Black Music Appreciation Month
Maureen Schlosser reminds us of another United States commemoration in June, writing “5 Picture Books to Honor Black Music Appreciation Month” in Knowledge Quest, the journal of the American Association of School Librarians. The books include Your Legacy: A Bold Reclaiming of Our Enslaved History, written by Schele Williams, illustrated by Tonya Engel; Stompin’ at the Savoy: How Chick Webb Became the King of Drums, written by Moira Donohue, illustrated by Laura Freeman; Nina: A Story of Nina Simone, written by Traci N. Todd, illustrated by Christian Robinson; King of Ragtime: The Story of Scott Joplin, written and illustrated by Stephen Costanza; and R-E-S-P-E-C-T: Aretha Franklin, the Queen of Soul written by Carole Boston, illustrated by Frank Morrison.
Pride and censorship
American Library Association’s 16 June 2022 publication of Read Alert: A Booklist Newsletter brings together articles for Pride Month: a baker’s dozen “Queer Romance Novels” (page 10), 10 audiobooks featuring “Trans and Nonbinary Narrators” (page 17), and 19 young adult romances for Pride in “Love is Love” (pages 20-21).
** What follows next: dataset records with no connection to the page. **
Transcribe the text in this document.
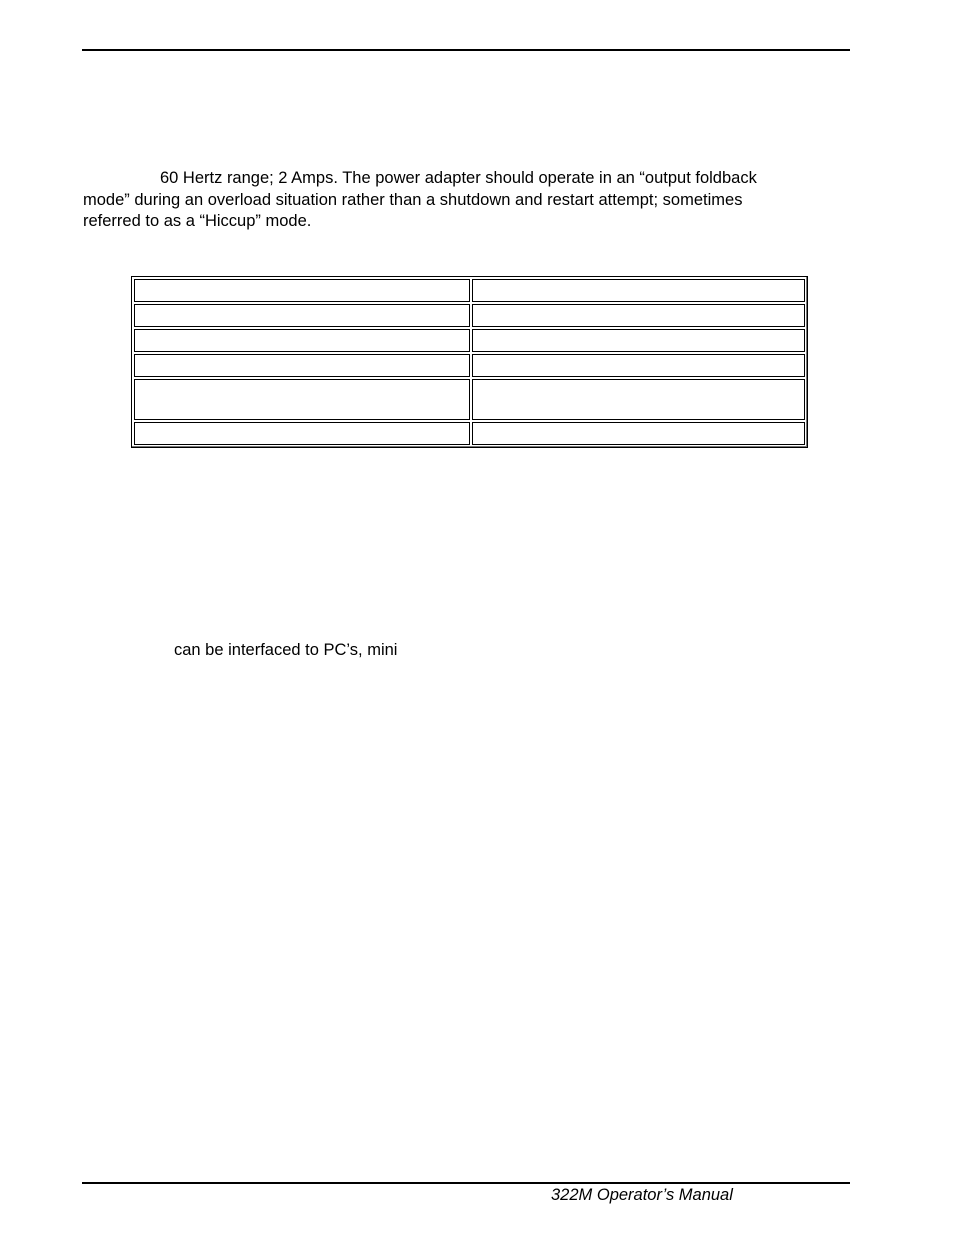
60 Hertz range; 2 Amps. The power adapter should operate in an “output foldback
mode” during an overload situation rather than a shutdown and restart attempt; sometimes
referred to as a “Hiccup” mode.

can be interfaced to PC’s, mini

322M Operator’s Manual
There are also links to American Libraries advice on “Standing Up for Intellectual Freedom: Managing all stages of the book challenge process,” by Andy Gooding-Call, Librarian for the Merrimack Valley Library Consortium in North Andover, Massachusetts; and “Collections under Fire: When the culture war comes for the school library,” by Nancy Jo Lambert, Librarian at a public high school in northern Texas.
Worcester County Library in Snow Hill, Maryland, offers “How to Run an Expungement Clinic at Your Library” along with related resources. Expungement, “the process by which a record of criminal conviction is destroyed or sealed from state or federal record,” helps to clear away legal impediments to employment by connecting users with pro bono lawyers who can assist in the process.
“Standing Up for Intellectual Freedom”
Andy Gooding-Call, Librarian at the Merrimack Valley Library Consortium in North Andover, Massachusetts, recommends six American Library Association publications to help institutions deal with various challenges to intellectual freedom. In “Standing Up for Intellectual Freedom,” Gooding-Call cites resources about banned materials, displays and meetings rooms, and training library staff to weather the legal storms.